The $99.1 million Fund II is also nearing 100 percent deployment after a $3 million follow-up investment in Hortau, a wireless, web-based irrigation management company in January, and a $5 million commitment to Enterra Feed, an organic fertiliser company in March.
“We are doing a bit of a soft launch as we speak,” McGee told Agri Investor. “Due to the recent Wolf Trax deal and the amount of agtech deals going on in general, we were being approached by several potential buyers from pension funds to private money; they are seeing the ag space grow and are looking for a vehicle to take part.”
Several existing investors are lined up to commit to Fund III including Farm Credit Canada, Avrio’s parent company until it spun out in 2006, Export Development Canada and Alberta Investment Management, a fund manager for institutional investors in Alberta, US.
Fund II closed on $99.2 million in 2011 and will expire in 2021. The $75 million Fund I still has four more investments to be realised that are expected to make returns in the low-to-mid 20s, according to McGee.
The firm has a North American focus although it does venture further afield into Europe on occasion, said McGee.
“To be candid, $125 million is relatively small for a fund so we wouldn’t necessarily hit the radar of some institutions but we are content with the size we are,” said McGee. “If we were bigger we would have to look even further afield for opportunities and that would bring on more challenges such as opening new offices and finding local, likeminded partners.
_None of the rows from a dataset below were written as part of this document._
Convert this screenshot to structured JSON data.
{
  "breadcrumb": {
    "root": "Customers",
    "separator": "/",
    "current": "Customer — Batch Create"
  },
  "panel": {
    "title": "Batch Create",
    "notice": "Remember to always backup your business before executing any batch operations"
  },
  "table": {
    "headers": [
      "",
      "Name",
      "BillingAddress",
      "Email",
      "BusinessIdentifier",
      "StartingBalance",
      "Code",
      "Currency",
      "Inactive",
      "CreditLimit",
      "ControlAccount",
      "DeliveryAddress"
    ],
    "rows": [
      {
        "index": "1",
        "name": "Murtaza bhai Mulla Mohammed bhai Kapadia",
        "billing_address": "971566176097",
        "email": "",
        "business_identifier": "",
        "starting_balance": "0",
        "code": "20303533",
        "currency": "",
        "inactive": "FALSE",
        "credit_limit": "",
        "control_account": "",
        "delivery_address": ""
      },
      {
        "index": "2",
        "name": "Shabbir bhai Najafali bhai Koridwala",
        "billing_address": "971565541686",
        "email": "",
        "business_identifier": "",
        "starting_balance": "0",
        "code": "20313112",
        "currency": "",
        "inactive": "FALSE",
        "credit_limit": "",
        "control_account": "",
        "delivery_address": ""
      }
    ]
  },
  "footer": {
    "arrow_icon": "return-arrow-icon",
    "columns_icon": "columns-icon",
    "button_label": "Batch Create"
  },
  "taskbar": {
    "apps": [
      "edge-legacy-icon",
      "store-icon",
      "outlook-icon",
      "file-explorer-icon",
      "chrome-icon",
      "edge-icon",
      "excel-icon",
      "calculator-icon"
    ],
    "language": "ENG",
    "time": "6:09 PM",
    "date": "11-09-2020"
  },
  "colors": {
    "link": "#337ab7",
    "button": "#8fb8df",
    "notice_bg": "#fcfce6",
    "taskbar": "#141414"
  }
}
For the time being we are happy with the incremental increases; it is good to be nimble and not have pacing issues when you have to deploy huge amounts of capital.”
“We are also in a position to find those small gems to grow that would not hit the screen of larger players elsewhere.”
Avrio Capital spun out of Farm Credit Canada in 2006 after being established in 2002 when the $50 million FCC Ventures fund was launched. It focuses on identifying and investing in innovative food and agriculture companies that provide solutions to global challenges in health and sustainability, according to its website.